Activists gathered at City Hall Monday to call on the city to change its policy that criminalizes street vending.
The rally and news conference held on the south lawn came before Monday’s meeting of the City Council’s Public Works and Gang Committee, which will discuss a proposal drawn up by council members Joe Buscaino and Curren Price that would permit street vending in Los Angeles and remove criminal penalties as an enforcement tool.
“Street vending is criminalized in Los Angeles. Our city has a longstanding and shameful practice or targeting and arresting hard-working Angelenos like me, trapping vulnerable people in the criminal justice system,” said Deborah Hyman, a vendor from Leimert Park and a member of the Los Angeles Street Vendor Campaign, which organized the news conference. “The Los Angeles Street vending campaign has worked hard to wake up City Hall and demand respect by organizing thousands of vendors and allies across the city to legalize street vending.”
The proposal under review Monday would replace criminal penalties with a permit system enforced through fines and property confiscation. The issue has been stalled in the Public Works Committee for more than a year.
“The time is now. I hope that the Public Works Committee acts, and acts now, and decides not to delay this any longer,” said Councilman Jose Huizar, who is not on the committee. “This is something that we have been waiting for for a very long time and at the end of the day, we all benefit.”
The proposal notes that Los Angeles is the only major city in the United States that prohibits street vending of every type. It adds, “While vendors are being charged with misdemeanors for violating this ban, there are no penalties imposed on those that purchase from vendors, nor any regulations or ban on food trucks, even though they are utilizing the same sidewalks to sell their products, only from the other side of the curb.”
The proposal also notes President-elect Donald Trump’s stated goal of deporting undocumented immigrants with criminal records, and says, “Continuing to impose criminal misdemeanor penalties for vending disproportionately affects, and unfairly punishes, undocumented immigrants, and could potentially put them at risk for deportation.”
Victor Narro of the UCLA Labor Center said, “Our recent presidential elections leave us in uncertain and frightening times, particularly for people of color and immigrants in this country. Now more than ever, we must protect immigrants in our community. We cannot leave anyone behind.”
The proposal calls for permitting stationary vending, such as taco stands, in commercial and industrial areas around the city, as long as the walkway is not obstructed, and only two vendors per block would be allowed. Vending in most residential areas would be prohibited, though an exception could be made for smaller, mobile push-cart vendors.
Vendors would be limited to operating from 7 a.m. to 9 p.m. except for special cases like sporting and entertainment events. The proposal would also allow for the creation of special districts where more permissive or restrictive rules could be allowed.

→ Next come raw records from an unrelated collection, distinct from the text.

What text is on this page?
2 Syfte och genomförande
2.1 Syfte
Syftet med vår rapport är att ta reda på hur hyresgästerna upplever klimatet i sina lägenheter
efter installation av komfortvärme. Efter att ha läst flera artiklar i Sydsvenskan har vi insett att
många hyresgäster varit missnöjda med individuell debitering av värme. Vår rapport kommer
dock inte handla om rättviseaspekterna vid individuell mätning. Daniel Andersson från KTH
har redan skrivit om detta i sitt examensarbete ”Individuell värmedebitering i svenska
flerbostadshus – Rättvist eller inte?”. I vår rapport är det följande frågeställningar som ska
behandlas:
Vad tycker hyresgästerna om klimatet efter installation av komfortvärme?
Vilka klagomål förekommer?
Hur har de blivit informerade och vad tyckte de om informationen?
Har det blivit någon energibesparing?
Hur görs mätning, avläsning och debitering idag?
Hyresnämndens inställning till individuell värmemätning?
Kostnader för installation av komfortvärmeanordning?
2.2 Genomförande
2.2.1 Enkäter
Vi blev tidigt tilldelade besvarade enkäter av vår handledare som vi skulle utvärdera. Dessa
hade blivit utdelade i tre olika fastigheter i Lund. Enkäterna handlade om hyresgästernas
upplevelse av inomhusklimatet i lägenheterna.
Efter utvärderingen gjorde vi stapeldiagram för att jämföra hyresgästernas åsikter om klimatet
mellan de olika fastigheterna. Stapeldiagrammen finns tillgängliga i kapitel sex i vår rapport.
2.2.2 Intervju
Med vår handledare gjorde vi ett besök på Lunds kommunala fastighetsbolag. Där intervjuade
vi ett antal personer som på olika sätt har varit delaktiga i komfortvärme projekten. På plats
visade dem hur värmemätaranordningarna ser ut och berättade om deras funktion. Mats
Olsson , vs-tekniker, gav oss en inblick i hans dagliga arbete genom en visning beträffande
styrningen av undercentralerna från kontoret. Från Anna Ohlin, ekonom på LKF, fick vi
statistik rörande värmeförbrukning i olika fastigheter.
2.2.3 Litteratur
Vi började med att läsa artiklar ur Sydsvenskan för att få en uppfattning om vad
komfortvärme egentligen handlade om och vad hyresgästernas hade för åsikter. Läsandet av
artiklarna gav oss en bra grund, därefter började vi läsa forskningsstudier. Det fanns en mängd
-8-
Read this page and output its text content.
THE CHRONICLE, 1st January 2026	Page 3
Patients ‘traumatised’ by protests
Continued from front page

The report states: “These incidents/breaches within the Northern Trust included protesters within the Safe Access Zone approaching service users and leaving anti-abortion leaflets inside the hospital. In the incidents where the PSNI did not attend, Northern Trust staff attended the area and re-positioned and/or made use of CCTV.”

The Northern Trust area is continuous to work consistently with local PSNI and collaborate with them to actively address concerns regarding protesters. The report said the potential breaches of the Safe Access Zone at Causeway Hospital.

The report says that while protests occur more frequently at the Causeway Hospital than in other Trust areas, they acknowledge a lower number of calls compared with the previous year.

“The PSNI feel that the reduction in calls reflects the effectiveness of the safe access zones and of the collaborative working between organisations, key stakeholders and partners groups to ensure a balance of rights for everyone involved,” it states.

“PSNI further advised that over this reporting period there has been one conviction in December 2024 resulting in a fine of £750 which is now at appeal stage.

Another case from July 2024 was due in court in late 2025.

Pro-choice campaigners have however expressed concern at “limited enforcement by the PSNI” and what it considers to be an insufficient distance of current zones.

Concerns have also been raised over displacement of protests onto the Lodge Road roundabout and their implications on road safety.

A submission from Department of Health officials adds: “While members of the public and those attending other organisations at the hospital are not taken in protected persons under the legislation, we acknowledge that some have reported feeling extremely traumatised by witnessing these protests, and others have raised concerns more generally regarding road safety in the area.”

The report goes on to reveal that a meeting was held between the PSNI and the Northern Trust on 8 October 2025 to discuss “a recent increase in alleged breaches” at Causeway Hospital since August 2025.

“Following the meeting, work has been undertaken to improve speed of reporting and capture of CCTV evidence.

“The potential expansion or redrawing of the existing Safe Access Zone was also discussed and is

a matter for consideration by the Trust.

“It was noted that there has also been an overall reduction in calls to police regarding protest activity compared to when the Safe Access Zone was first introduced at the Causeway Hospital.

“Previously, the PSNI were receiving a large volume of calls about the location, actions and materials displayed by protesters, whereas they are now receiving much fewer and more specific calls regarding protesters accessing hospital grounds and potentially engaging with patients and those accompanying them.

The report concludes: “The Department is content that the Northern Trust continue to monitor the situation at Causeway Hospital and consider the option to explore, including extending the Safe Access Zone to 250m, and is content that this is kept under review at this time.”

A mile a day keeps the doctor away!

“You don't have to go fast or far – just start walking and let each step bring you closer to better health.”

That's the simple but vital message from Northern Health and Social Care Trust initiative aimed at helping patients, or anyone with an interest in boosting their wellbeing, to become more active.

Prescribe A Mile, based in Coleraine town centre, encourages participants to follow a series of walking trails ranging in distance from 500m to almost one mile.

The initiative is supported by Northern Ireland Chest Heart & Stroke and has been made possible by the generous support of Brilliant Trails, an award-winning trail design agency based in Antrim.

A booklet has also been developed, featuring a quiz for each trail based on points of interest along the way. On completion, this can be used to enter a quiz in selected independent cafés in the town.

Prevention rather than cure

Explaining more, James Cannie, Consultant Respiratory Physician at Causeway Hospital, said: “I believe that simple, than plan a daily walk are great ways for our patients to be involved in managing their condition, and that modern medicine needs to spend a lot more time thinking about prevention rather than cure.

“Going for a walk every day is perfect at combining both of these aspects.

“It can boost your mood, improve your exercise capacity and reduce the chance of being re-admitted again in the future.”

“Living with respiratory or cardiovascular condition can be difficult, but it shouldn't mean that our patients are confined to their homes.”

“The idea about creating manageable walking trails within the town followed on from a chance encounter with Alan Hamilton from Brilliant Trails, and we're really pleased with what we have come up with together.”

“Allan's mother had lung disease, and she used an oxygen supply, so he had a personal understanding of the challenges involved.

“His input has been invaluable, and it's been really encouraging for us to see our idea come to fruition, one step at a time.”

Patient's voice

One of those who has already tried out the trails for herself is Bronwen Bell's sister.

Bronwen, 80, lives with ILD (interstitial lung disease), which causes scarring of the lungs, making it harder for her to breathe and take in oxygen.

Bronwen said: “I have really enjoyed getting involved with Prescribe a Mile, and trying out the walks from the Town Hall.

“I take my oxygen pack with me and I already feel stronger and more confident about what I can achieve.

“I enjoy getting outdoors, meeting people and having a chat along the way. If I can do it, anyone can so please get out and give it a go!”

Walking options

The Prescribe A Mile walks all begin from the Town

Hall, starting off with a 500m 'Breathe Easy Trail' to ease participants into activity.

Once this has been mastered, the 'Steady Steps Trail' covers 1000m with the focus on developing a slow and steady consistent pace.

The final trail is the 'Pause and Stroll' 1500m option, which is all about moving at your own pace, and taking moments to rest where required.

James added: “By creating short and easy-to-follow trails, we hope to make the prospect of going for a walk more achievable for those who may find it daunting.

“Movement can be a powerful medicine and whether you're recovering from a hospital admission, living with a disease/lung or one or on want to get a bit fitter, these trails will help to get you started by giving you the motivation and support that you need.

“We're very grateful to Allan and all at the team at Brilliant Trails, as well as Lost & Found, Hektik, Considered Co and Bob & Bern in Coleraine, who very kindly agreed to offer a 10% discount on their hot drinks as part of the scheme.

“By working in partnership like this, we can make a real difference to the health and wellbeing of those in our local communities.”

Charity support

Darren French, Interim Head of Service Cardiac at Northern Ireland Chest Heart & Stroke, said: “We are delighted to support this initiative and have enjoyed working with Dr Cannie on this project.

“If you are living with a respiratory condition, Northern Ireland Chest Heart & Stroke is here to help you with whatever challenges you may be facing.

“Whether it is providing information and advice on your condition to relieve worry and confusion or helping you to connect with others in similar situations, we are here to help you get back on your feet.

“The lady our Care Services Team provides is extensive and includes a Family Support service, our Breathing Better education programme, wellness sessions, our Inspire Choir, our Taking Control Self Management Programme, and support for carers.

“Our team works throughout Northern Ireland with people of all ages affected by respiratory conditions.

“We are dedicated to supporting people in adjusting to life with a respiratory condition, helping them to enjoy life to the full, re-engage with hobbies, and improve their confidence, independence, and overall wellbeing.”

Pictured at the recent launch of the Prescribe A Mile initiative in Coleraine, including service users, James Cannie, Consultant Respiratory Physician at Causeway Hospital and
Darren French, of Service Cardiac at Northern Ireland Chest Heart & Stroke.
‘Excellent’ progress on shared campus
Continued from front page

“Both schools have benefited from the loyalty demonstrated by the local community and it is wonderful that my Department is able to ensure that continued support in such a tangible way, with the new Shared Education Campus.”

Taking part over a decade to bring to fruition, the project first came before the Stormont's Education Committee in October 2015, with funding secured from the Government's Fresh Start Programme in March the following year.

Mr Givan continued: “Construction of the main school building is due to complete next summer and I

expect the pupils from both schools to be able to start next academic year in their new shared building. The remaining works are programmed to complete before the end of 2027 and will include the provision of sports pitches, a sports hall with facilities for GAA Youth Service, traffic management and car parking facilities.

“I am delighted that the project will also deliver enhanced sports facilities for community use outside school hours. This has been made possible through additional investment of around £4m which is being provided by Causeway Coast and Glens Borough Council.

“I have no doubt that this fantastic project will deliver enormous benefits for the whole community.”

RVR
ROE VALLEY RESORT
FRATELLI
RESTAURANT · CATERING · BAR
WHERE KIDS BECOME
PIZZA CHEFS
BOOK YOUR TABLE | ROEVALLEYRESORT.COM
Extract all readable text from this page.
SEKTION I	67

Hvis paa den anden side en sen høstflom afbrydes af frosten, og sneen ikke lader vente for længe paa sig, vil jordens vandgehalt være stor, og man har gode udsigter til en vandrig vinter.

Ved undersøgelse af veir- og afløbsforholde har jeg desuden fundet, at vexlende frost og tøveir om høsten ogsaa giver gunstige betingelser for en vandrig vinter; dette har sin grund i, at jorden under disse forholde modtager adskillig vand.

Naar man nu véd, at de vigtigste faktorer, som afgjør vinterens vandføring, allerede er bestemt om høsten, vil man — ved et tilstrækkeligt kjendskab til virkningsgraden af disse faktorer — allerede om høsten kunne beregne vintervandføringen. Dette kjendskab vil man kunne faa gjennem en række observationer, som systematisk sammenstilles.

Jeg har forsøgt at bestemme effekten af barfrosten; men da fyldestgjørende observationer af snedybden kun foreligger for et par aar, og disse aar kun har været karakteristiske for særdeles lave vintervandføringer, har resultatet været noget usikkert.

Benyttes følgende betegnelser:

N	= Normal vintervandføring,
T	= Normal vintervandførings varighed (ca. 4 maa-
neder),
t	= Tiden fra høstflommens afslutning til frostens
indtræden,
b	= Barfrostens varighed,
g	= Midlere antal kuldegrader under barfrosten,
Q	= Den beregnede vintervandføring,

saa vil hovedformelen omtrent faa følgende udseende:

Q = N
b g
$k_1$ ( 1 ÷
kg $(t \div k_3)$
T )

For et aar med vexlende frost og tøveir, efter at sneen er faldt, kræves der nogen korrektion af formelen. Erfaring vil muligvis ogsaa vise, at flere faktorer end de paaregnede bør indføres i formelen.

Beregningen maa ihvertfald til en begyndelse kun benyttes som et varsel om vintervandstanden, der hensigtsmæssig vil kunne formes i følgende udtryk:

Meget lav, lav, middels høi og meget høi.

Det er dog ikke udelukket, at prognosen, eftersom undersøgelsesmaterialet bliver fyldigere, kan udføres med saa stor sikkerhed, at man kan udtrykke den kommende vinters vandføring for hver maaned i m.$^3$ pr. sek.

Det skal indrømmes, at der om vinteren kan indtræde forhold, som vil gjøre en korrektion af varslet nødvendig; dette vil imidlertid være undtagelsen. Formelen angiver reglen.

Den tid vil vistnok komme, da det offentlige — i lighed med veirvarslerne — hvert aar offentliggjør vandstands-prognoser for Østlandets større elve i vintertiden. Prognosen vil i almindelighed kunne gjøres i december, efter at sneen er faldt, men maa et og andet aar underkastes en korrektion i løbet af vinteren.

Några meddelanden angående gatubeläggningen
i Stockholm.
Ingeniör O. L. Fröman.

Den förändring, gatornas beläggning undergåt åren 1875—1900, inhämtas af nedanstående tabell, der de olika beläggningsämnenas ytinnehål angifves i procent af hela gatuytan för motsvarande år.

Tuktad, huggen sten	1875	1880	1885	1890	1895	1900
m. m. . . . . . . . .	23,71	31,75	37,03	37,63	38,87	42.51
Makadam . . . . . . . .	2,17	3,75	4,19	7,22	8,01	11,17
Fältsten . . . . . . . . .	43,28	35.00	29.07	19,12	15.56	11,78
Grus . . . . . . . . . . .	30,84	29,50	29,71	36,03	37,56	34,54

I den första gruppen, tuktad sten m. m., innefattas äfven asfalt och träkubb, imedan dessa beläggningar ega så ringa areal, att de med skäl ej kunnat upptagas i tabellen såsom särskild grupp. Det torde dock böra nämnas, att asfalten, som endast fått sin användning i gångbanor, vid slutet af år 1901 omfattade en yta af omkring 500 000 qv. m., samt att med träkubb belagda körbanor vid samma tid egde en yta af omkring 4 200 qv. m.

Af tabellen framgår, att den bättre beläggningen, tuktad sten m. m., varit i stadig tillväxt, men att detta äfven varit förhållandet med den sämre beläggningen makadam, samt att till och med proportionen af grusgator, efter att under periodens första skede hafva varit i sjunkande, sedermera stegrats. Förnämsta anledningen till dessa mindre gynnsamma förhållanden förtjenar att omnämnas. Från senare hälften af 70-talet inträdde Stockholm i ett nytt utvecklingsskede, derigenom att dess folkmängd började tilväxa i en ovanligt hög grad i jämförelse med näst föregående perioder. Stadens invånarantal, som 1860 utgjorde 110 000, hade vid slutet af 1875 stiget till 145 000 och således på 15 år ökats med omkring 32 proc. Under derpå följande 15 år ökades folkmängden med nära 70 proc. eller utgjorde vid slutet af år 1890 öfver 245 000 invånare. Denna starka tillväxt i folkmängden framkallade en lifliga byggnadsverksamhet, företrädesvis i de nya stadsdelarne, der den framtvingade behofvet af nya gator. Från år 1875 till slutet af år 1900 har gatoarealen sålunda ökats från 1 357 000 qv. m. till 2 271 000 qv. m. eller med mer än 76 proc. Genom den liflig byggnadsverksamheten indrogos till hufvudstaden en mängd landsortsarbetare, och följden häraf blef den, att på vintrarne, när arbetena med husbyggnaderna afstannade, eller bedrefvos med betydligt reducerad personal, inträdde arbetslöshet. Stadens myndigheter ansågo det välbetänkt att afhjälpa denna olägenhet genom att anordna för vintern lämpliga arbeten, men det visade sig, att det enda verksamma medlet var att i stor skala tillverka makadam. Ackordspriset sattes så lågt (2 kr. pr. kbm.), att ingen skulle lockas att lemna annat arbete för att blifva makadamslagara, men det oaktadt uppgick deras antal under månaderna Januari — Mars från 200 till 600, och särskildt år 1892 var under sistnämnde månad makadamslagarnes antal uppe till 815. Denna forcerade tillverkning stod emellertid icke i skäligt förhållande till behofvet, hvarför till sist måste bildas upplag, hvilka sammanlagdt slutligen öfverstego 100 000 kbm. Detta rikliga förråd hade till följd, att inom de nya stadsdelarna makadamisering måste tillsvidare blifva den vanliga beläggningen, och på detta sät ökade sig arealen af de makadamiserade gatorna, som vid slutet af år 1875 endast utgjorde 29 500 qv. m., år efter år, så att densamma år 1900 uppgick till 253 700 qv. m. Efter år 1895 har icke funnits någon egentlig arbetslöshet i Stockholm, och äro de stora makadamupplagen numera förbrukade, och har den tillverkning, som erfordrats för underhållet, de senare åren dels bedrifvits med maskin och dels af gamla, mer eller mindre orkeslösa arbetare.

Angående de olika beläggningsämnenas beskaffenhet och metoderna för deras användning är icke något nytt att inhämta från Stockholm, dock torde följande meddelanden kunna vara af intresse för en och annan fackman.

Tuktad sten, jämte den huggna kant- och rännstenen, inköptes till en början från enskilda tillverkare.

The proposal has received split support from the city’s neighborhood councils, with eight offering community impact statements of support and eight submitting statements opposed to the plan as it currently stands.
The Northridge East Neighborhood Council wrote that it is “concerned about the inadequate enforcement of the current law and about the negative impact on existing `brick and mortar’ businesses, as well as on residential neighborhoods, that legalization would bring.”
The Coalition to Save Small Business, which is made up of more than 1,300 small businesses, called the plan “an improvement over earlier efforts to allow unregulated, citywide street vending” and said it supported “many of its provisions.”